Hal terpenting dalam artikel ini adalah kesulitan yang dialami Sarafan Mobile akibat tindakan Apple serta proses respons hukum yang ditempuh. Kisah Viktor yang meminta dukungan komunitas pengembang tidak hanya menarik bagi para pengembang, tetapi juga dapat meningkatkan kesadaran tentang ketimpangan kekuasaan antara platform besar dan pengembang individu.

1 komentar

 
GN⁺ 2023-11-24
Komentar Hacker News
  • Jika alasan aplikasi diturunkan dari App Store adalah ulasan palsu, ini tampaknya merupakan tindakan yang tidak tepat. Menghapus ulasannya memang benar, tetapi menutup akun pengembang memberi pesaing kesempatan untuk membeli ulasan palsu dan menyingkirkan kompetisi. Pengembang tidak bisa mengkurasi atau menolak ulasan, jadi tidak ada cara untuk mencegahnya.
  • Semua orang punya sebagian tanggung jawab karena telah menjadikan Apple sebagai penjaga gerbang bagi pengembang aplikasi. Saya bisa membuat software dan memonetisasinya lewat aplikasi, tetapi pengembangan aplikasi berjalan lambat karena saya tidak ingin memberi lebih banyak kekuasaan kepada Apple atau Google. Namun, tetap ada kesenangan dalam rilis berkala dan proses build.

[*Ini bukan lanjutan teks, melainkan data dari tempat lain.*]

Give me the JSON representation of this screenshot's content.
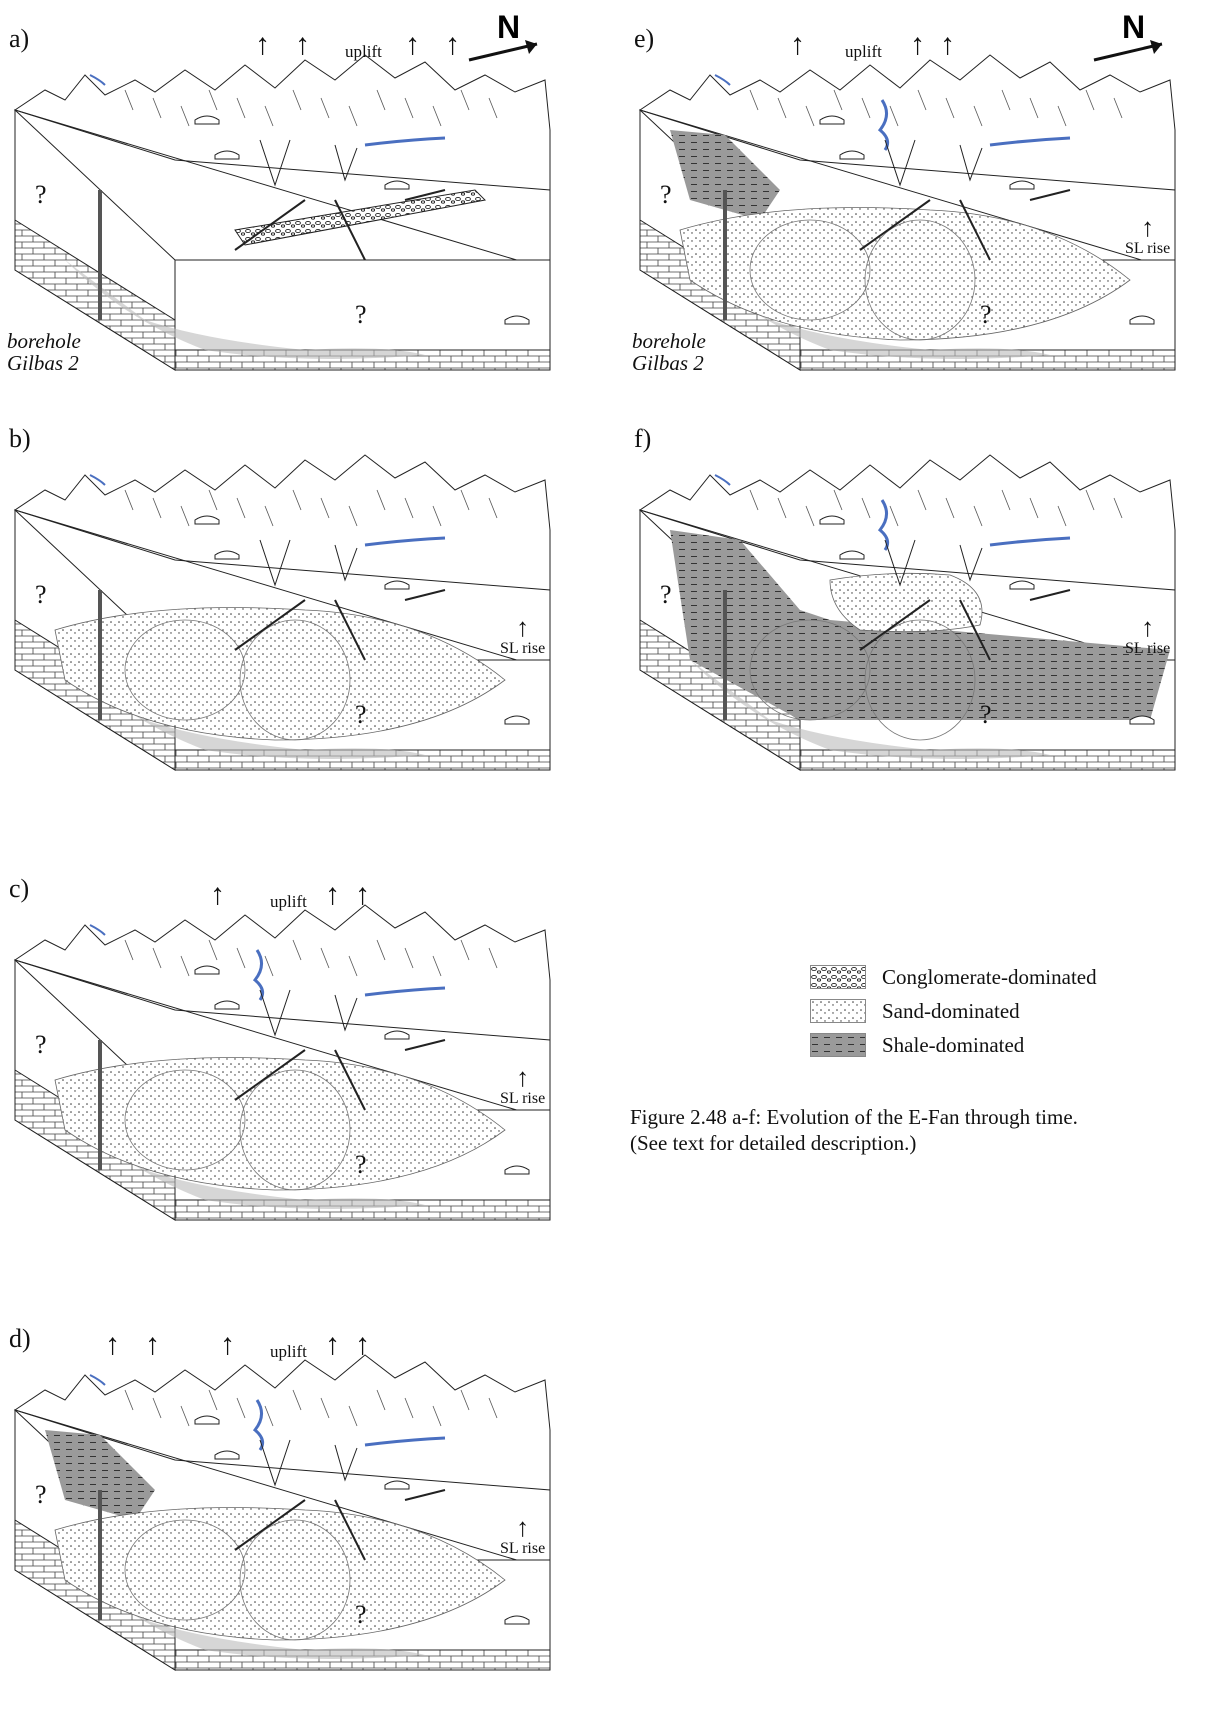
{
  "panels": [
    {
      "id": "a",
      "label": "a)",
      "uplift": "uplift",
      "north": "N",
      "sl_rise": "",
      "borehole": [
        "borehole",
        "Gilbas 2"
      ]
    },
    {
      "id": "b",
      "label": "b)",
      "uplift": "",
      "north": "",
      "sl_rise": "SL rise",
      "borehole": []
    },
    {
      "id": "c",
      "label": "c)",
      "uplift": "uplift",
      "north": "",
      "sl_rise": "SL rise",
      "borehole": []
    },
    {
      "id": "d",
      "label": "d)",
      "uplift": "uplift",
      "north": "",
      "sl_rise": "SL rise",
      "borehole": []
    },
    {
      "id": "e",
      "label": "e)",
      "uplift": "uplift",
      "north": "N",
      "sl_rise": "SL rise",
      "borehole": [
        "borehole",
        "Gilbas 2"
      ]
    },
    {
      "id": "f",
      "label": "f)",
      "uplift": "",
      "north": "",
      "sl_rise": "SL rise",
      "borehole": []
    }
  ],
  "question_mark": "?",
  "legend": [
    {
      "label": "Conglomerate-dominated",
      "pattern": "conglomerate"
    },
    {
      "label": "Sand-dominated",
      "pattern": "sand"
    },
    {
      "label": "Shale-dominated",
      "pattern": "shale"
    }
  ],
  "caption": {
    "line1": "Figure 2.48 a-f: Evolution of the E-Fan through time.",
    "line2": "(See text for detailed description.)"
  },
  "colors": {
    "river": "#4a6fc0",
    "ink": "#222222",
    "shale": "#999999",
    "lake": "#aaaaaa"
  }
}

  • Aplikasi-aplikasi tersebut tampaknya tidak cukup bernilai untuk menghasilkan pendapatan $33.000 per bulan, jadi patut dicurigai ada semacam manipulasi.
  • Jika membaca ulasan teks di Google Play, aplikasi-aplikasi ini tampaknya termasuk jenis yang meminta langganan yang tidak perlu dan sangat memaksa pengguna untuk memberi ulasan. Ada kesenjangan besar antara rata-rata ulasan teks dan ulasan yang hanya berupa "nilai".
  • Ini mengingatkan pada kontroversi Dash beberapa tahun lalu. Saat itu Apple mengungkap detail pelanggaran pengembang setelah mendapat penolakan besar dari komunitas pengembang aplikasi.
  • Bukan berarti saya membela cara kerja ekosistem Apple, tetapi aplikasi-aplikasi ini tampaknya mendorong pengguna ke pembayaran berbayar dan pengembang seolah sepenuhnya mengabaikan bagian itu. Itu adalah hal yang tidak disukai Apple.
  • Dalam kasus ini, uang pendapatannya pergi ke mana? Apakah dikembalikan kepada orang-orang yang membeli aplikasinya, atau pada dasarnya dicuri oleh Apple?
  • Kalau melihat ulasan di Play Store, ini tampak seperti aplikasi tipikal yang menampilkan terlalu banyak iklan. Sebagian mengeluh tidak berfungsi, sebagian puas. Bisnis seperti biasa. Saya tidak yakin kenapa sampai ditutup, tetapi mungkin pesaing benar-benar merugikan mereka dengan ulasan palsu.
  • Saya tidak tahu hukum di Chile, tetapi tindakan Apple seperti ini ilegal di banyak negara, dan pengembang bisa mendapat ganti rugi. Apa pun isi syarat platform, mengetahui hukum di negara sendiri bisa membantu menghindari masalah yang tidak perlu. Untuk mengurangi risiko seperti ini, merilis aplikasi hanya di negara tertentu mungkin masuk akal bagi sebagian pengembang.
  • Jika membaca beberapa ulasan Play Store untuk aplikasi-aplikasi ini, Anda bisa langsung tahu ada sesuatu yang aneh. Mereka meminta ulasan hanya 20 detik setelah instalasi, dan sebagian besar ulasan bintang 5 tampak palsu.